Legacy of The State of the Union

The reason The State of the Union has persisted and endured in the minds of students at the University of Melbourne is that it captures themes that resonate far beyond the realm of student politics: it demonstrates how the democratic process can be corrupted and eroded. “There were people around who were more interested in wrecking than being constructive. Certainly, my impression was that there were certain individuals who took great delight in frustrating the efforts of idealistic participants,” says Newman. Further, Newman sees the factional nature depicted in The State of the Union as a symptom of something greater: an ignorance at the heart of Australian politics. 


“People don't know how to listen and talk to each other. I think that tribalism makes us overlook what we have in common, and what we have achieved together. Politicians seek to divide us into tribes—and this is reinforced by a culture of outrage that's fed by mainstream media and exacerbated by social media. Throughout society, my observation is that people who identify with tribes don't know how to talk to one another, and don't understand or be empathetic to different perspectives or points of view.”


Looking back on the documentary, Newman isn't entirely sure how he feels about it. A sense of embarrassment or regret can be felt in his voice as he recalls the project. At one point in our conversation, he compares it to the 1978 Star Wars Christmas Special which is loathed by George Lucas. “I can't watch it without cringing,” Newman says, “but my view on it has changed. I was a young person who was having a crack, and you know, it was worth doing."

Though The State of the Union can easily be dismissed as a cultural artefact—a dusty relic of a bygone student culture—it is undeniably and eerily prescient. The documentary highlights a certain ethical emptiness at the heart of young people who were not motivated to make positive changes. Nowadays, Australians are more concerned about politics than ever, demanding greater transparency and accountability—anti-corruption was a platform central to Labor’s victory in 2022. 

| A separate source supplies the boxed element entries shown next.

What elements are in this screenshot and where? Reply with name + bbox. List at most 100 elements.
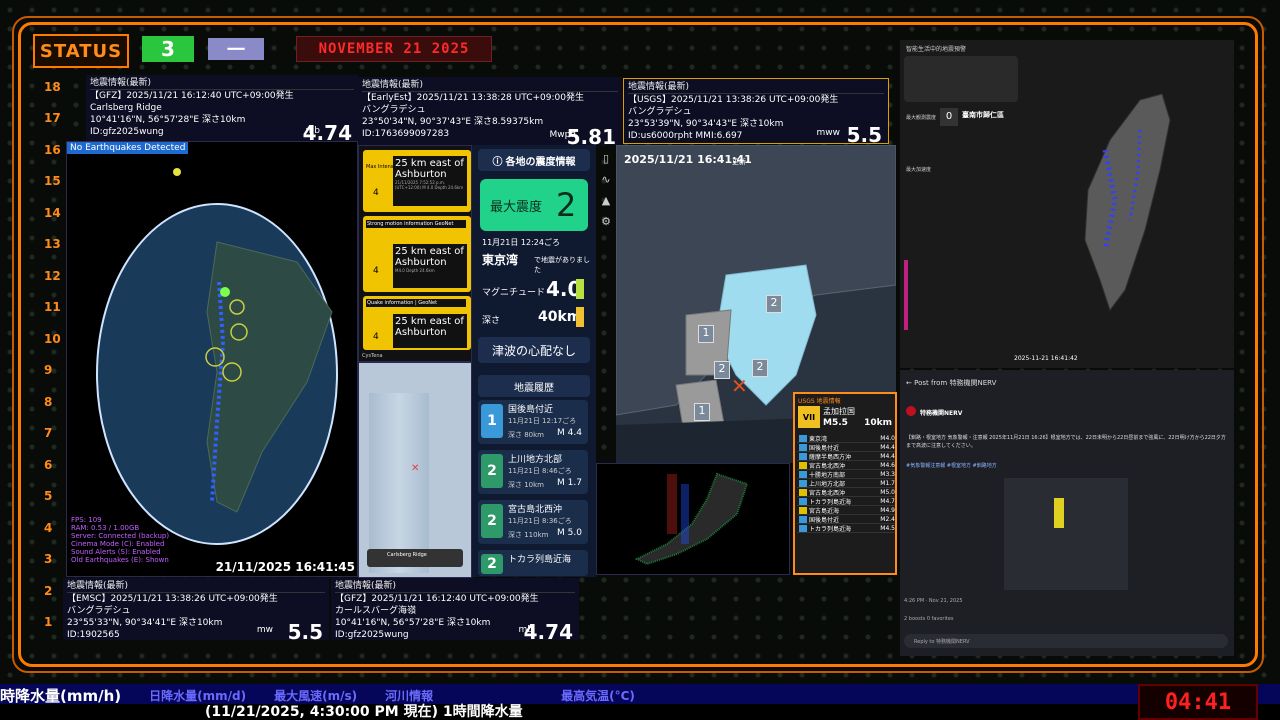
list-mag: M4.7: [880, 497, 895, 505]
clock: 04:41: [1138, 684, 1258, 720]
list-place: 十勝地方南部: [809, 471, 846, 479]
usgs-info-title: USGS 地震情報: [798, 398, 841, 405]
eq-card-emsc: 地震情報(最新) 【EMSC】2025/11/21 13:38:26 UTC+0…: [63, 578, 329, 644]
ruler-mark: 11: [44, 300, 61, 314]
max-intensity-card: 最大震度 2: [480, 179, 588, 231]
warning-area: [1054, 498, 1064, 528]
nerv-tags[interactable]: #気象警報注意報 #根室地方 #釧路地方: [906, 462, 997, 469]
card-title: Strong motion information GeoNet: [366, 220, 466, 228]
intensity-marker: 2: [714, 361, 730, 379]
ticker-item: 最高気温(°C): [561, 688, 635, 703]
ruler-mark: 8: [44, 395, 53, 409]
history-intensity: 1: [481, 404, 503, 438]
ticker-item: 最大風速(m/s): [274, 688, 358, 703]
list-place: 薩摩半島西方沖: [809, 453, 852, 461]
stat-line: FPS: 109: [71, 516, 102, 524]
ticker-sub: (11/21/2025, 4:30:00 PM 現在) 1時間降水量: [0, 704, 1280, 720]
geonet-card[interactable]: Quake information | GeoNet 4 25 km east …: [363, 296, 471, 350]
card-place: 25 km east of Ashburton: [395, 158, 464, 180]
nerv-name[interactable]: 特務機関NERV: [920, 408, 962, 417]
taiwan-timestamp: 2025-11-21 16:41:42: [1014, 355, 1078, 362]
ocean-map-panel[interactable]: ✕ Carlsberg Ridge: [358, 362, 472, 578]
geonet-card[interactable]: Strong motion information GeoNet 4 25 km…: [363, 216, 471, 292]
ruler-mark: 6: [44, 458, 53, 472]
list-mag: M4.4: [880, 443, 895, 451]
usgs-mag: M5.5: [823, 418, 848, 428]
history-time: 11月21日 8:36ごろ: [508, 517, 572, 525]
card-line: バングラデシュ: [628, 107, 692, 117]
magnitude: 5.5: [846, 123, 882, 147]
japan-map-graphic: [634, 472, 749, 566]
geonet-footer: CysTena: [362, 353, 383, 359]
nied-map[interactable]: [596, 463, 790, 575]
list-mag: M4.9: [880, 506, 895, 514]
ruler-mark: 16: [44, 143, 61, 157]
card-body: 25 km east of Ashburton M4.0 Depth 24.6k…: [393, 244, 467, 288]
eq-card-gfz-bottom: 地震情報(最新) 【GFZ】2025/11/21 16:12:40 UTC+09…: [331, 578, 579, 642]
depth-bar: [576, 307, 584, 327]
list-place: 国後島付近: [809, 516, 840, 524]
info-icon: ⓘ: [492, 156, 503, 168]
history-item[interactable]: 2 宮古島北西沖 11月21日 8:36ごろ 深さ 110km M 5.0: [478, 500, 588, 544]
status-label: STATUS: [33, 34, 129, 68]
wave-icon[interactable]: ∿: [596, 169, 616, 190]
gear-icon[interactable]: ⚙: [596, 211, 616, 232]
magnitude: 5.5: [287, 620, 323, 644]
list-place: トカラ列島近海: [809, 525, 852, 533]
ruler-mark: 9: [44, 363, 53, 377]
card-line: 【GFZ】2025/11/21 16:12:40 UTC+09:00発生: [90, 91, 294, 101]
stat-line: Old Earthquakes (E): Shown: [71, 556, 169, 564]
globe-stats: FPS: 109 RAM: 0.53 / 1.00GB Server: Conn…: [71, 516, 169, 564]
ruler-mark: 1: [44, 615, 53, 629]
list-item[interactable]: トカラ列島近海 M4.5: [797, 524, 895, 533]
geonet-card[interactable]: Max Intensity 4 25 km east of Ashburton …: [363, 150, 471, 212]
magnitude: 4.74: [302, 121, 352, 145]
ticker-item: 日降水量(mm/d): [149, 688, 247, 703]
info-icon[interactable]: ▯: [596, 148, 616, 169]
stat-line: Cinema Mode (C): Enabled: [71, 540, 165, 548]
list-mag: M2.4: [880, 515, 895, 523]
card-title: Quake information | GeoNet: [366, 299, 466, 307]
ruler-mark: 5: [44, 489, 53, 503]
reply-input[interactable]: Reply to 特務機関NERV: [904, 634, 1228, 648]
history-intensity: 2: [481, 554, 503, 574]
history-title: 地震履歴: [478, 375, 590, 397]
ruler-mark: 15: [44, 174, 61, 188]
history-mag: M 5.0: [557, 528, 582, 538]
nerv-back-link[interactable]: ← Post from 特務機関NERV: [906, 378, 996, 388]
history-mag: M 4.4: [557, 428, 582, 438]
card-header: 地震情報(最新): [335, 580, 575, 593]
history-item[interactable]: 2 上川地方北部 11月21日 8:46ごろ 深さ 10km M 1.7: [478, 450, 588, 494]
globe-panel[interactable]: No Earthquakes Detected FPS: 109 RAM: 0.…: [66, 141, 358, 577]
list-mag: M4.4: [880, 452, 895, 460]
card-place: 25 km east of Ashburton: [395, 246, 464, 268]
warning-icon[interactable]: ▲: [596, 190, 616, 211]
list-place: 宮古島北西沖: [809, 489, 846, 497]
globe-map: [96, 168, 338, 545]
max-intensity-label: 最大震度: [490, 199, 543, 215]
list-mag: M3.3: [880, 470, 895, 478]
ticker-item: 時降水量(mm/h): [0, 686, 122, 705]
history-depth: 深さ 80km: [508, 431, 545, 439]
mag-bar: [576, 279, 584, 299]
nerv-image[interactable]: [1004, 478, 1128, 590]
list-place: 宮古島近海: [809, 507, 840, 515]
history-place: トカラ列島近海: [508, 555, 572, 565]
card-line: ID:1902565: [67, 630, 120, 640]
ruler-mark: 18: [44, 80, 61, 94]
avatar[interactable]: [906, 406, 916, 416]
card-line: バングラデシュ: [362, 105, 426, 115]
card-header: 地震情報(最新): [628, 81, 884, 94]
usgs-depth: 10km: [864, 418, 892, 428]
card-meta: 21/11/2025 7:52:52 p.m. (UTC+12:00) M 4.…: [395, 180, 464, 190]
nerv-back-text: Post from 特務機関NERV: [914, 379, 997, 387]
card-body: 25 km east of Ashburton 21/11/2025 7:52:…: [393, 156, 467, 206]
eq-card-gfz-top: 地震情報(最新) 【GFZ】2025/11/21 16:12:40 UTC+09…: [86, 75, 358, 145]
ruler-mark: 13: [44, 237, 61, 251]
ruler-mark: 14: [44, 206, 61, 220]
mag-type: mw: [256, 625, 273, 635]
history-item[interactable]: 1 国後島付近 11月21日 12:17ごろ 深さ 80km M 4.4: [478, 400, 588, 444]
history-item[interactable]: 2 トカラ列島近海: [478, 550, 588, 576]
usgs-intensity: VII: [798, 406, 820, 428]
ruler-mark: 12: [44, 269, 61, 283]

Corruption rings through politics and one has to ask how corruption occurs. Is it a one-off occurrence made in desperation, or is it a behaviour, a mindset of believing that such actions are beyond accountability? If it is the latter, there is a fair argument to suggest that such practices are cultivated in student politics, namely, the microcosm of Australian democracy.

Today, the power of the student union has been decreased to prevent such a level of corruption from happening again. But the factional nature of student politics remains in the system, leaving tribalism to forever flourish on campus.